要は一見独特なフォームであってもスポーツならその競技で勝てればよいのです。ダンスならそれが魅力になれば良いのです。

「正しいフォーム」というのはあくまでも手段なのです。それまでの経験やデータの積み重なりによって「誰でも結果がだせそう」という再現性を狙ったものです。

なので他の手段で結果がでるのならそちらのフォームで構いません。

あくまでも再現性の高い方法論は「手段」でしかありません。求めるのは「目的」を達成すること。

このように考えると如何に上記で記してきた自己満足による指導内容が検討外れかがわかります。

指導者が正しいと(勝手に)思っているフォームを指導して結果が改悪されてしまった。でもその正しいとされるフォームをやらせ続ける。

これはまさに手段と目的の逆転した状態『手段の目的化』です。

よく「⚪︎⚪︎トレーニングは効果がありますか?」「⚫︎⚫︎のトレーニング道具は効果がありますか?」といった質問を受けます。

その際に『適切にやれば効果はでますが、下手に行えばマイナスの効果がでます』と言うよな歯切れの悪い返答をすることが多いです。

恐らく質問者さんの意図する白黒をはっきりつけるような答えにはなっていないと思います。

でもこれは事実をお答えしています。

トレーニングやトレーニング道具というのはあくまでも「手段」「道具」でしかありません。ノコギリも大工さんが使えば家も建てることができますが、素人が使うと折角の木材も寸法通りに切れずに只のゴミにしてしまいます。

手段(道具)というのは使い方によって結果は良い方向にも、悪い方向にも向かいます。

練習をいくらしても練習方法がダメだったらどんどんパフォーマンスは低下します。

大抵は『手段』は派手で目立ちますから、どうしても手段を目的と誤解することが多くあります。

そうした『手段の目的化の罠』にはまらないように気をつけることは、上達する際の秘訣です。

結果のでない手段は意味がないんです。

まとめ

実は身体感覚を乱されたのはこのテニスサークルの件だけでなく、高校の野球部時代に同様の経験をしています。その為に高校3年時が人生で総合的な身体能力が1番低かった原因となりました(打っても外野まで飛ばなくなってしまっていました)。
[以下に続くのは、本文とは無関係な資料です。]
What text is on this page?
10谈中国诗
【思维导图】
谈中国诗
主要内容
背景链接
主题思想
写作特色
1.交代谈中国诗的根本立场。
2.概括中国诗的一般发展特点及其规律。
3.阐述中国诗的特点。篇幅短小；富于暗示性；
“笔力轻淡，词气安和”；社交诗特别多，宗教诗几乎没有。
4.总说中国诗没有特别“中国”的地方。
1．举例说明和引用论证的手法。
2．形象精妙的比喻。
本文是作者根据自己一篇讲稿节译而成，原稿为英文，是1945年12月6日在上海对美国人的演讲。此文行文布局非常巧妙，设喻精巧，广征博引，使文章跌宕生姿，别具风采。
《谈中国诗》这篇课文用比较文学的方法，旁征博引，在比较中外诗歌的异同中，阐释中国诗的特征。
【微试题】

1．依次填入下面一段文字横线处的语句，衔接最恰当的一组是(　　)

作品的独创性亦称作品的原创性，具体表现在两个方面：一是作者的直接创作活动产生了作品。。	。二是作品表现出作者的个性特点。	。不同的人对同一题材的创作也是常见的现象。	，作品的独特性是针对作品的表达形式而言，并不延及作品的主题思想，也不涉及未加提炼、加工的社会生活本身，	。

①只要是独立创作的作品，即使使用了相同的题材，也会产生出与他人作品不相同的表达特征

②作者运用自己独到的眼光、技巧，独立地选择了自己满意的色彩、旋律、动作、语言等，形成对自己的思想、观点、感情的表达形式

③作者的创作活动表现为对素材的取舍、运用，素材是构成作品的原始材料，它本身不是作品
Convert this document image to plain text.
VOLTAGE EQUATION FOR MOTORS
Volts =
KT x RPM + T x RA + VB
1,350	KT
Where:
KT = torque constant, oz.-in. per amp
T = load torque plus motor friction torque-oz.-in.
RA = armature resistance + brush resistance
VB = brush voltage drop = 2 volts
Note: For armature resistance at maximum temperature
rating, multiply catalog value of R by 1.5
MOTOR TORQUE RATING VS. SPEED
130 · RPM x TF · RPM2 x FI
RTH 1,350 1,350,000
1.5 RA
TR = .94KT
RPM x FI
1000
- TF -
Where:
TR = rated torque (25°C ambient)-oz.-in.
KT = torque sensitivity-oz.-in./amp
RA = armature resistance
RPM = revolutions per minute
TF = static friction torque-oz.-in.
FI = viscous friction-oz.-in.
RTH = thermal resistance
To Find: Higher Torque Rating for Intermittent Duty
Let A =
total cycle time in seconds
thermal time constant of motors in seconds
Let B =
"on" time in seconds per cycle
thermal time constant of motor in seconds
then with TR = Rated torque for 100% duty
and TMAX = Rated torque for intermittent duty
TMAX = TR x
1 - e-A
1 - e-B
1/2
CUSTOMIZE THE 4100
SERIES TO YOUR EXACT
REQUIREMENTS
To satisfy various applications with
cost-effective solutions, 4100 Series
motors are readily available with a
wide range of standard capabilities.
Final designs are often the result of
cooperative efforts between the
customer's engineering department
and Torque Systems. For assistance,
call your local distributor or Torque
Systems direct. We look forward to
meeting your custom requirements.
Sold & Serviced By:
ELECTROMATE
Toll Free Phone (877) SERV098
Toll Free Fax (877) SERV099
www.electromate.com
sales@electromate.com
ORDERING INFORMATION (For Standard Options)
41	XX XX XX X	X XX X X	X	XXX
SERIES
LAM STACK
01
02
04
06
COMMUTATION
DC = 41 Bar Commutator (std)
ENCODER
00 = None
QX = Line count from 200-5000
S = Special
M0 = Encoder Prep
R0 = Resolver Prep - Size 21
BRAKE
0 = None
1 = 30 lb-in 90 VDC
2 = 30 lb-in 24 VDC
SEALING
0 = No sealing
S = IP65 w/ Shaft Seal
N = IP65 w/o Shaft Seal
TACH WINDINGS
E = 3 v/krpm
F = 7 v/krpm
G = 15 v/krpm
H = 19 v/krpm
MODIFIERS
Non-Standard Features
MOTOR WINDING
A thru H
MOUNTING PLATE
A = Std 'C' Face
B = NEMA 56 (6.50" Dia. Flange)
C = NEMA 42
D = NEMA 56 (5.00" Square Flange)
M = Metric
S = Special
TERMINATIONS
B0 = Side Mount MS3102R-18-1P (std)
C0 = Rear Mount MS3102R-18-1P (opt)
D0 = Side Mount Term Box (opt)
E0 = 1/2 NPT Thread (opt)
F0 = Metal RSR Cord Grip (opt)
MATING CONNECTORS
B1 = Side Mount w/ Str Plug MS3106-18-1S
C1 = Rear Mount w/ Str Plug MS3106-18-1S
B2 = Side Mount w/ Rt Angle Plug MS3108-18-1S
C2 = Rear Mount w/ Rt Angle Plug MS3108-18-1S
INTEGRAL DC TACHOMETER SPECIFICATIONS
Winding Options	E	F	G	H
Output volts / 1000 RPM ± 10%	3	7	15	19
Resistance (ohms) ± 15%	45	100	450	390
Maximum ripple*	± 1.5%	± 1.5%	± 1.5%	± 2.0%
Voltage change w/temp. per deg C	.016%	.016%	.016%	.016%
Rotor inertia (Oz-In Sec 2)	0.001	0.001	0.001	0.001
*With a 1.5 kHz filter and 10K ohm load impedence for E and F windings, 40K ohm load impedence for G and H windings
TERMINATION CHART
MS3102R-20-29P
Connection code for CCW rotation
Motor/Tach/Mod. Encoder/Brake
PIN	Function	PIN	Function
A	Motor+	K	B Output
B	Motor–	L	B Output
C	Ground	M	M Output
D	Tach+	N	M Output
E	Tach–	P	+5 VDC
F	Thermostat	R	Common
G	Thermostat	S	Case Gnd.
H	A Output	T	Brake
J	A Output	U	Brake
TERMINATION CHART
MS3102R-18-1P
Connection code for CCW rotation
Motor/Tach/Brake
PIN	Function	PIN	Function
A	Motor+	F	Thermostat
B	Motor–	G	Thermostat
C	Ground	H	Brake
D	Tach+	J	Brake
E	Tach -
方法論などの指導技術的な問題が多くありますが、1番の問題点は指導者が選手ではなく自分の自己満足の為に指導をしていることです。

テニスサークルでの経験はこうした「プレイヤー意識」「指導者意識」という考え方の視点を単なる知識ではなく、実際に使える技能として明確に手に入れることができるようになったので、結果的にはよかったと思います。非常に残念で不快な体験ではありましたが、、、。

実はロルフィング®︎という施術の世界でも「プレイヤー意識」と「指導者意識」の問題はあります。

このように先生から習ったからよくわらかないけどもこのワークを行う』というのも「プレイヤー意識(自己満足)」の表れです。クライアントの受ける恩恵を無視しています。

不快な体験ではありましたが、ロルフィング®︎やWS、セミナーを開催する際に非常に役立っているのは確かです。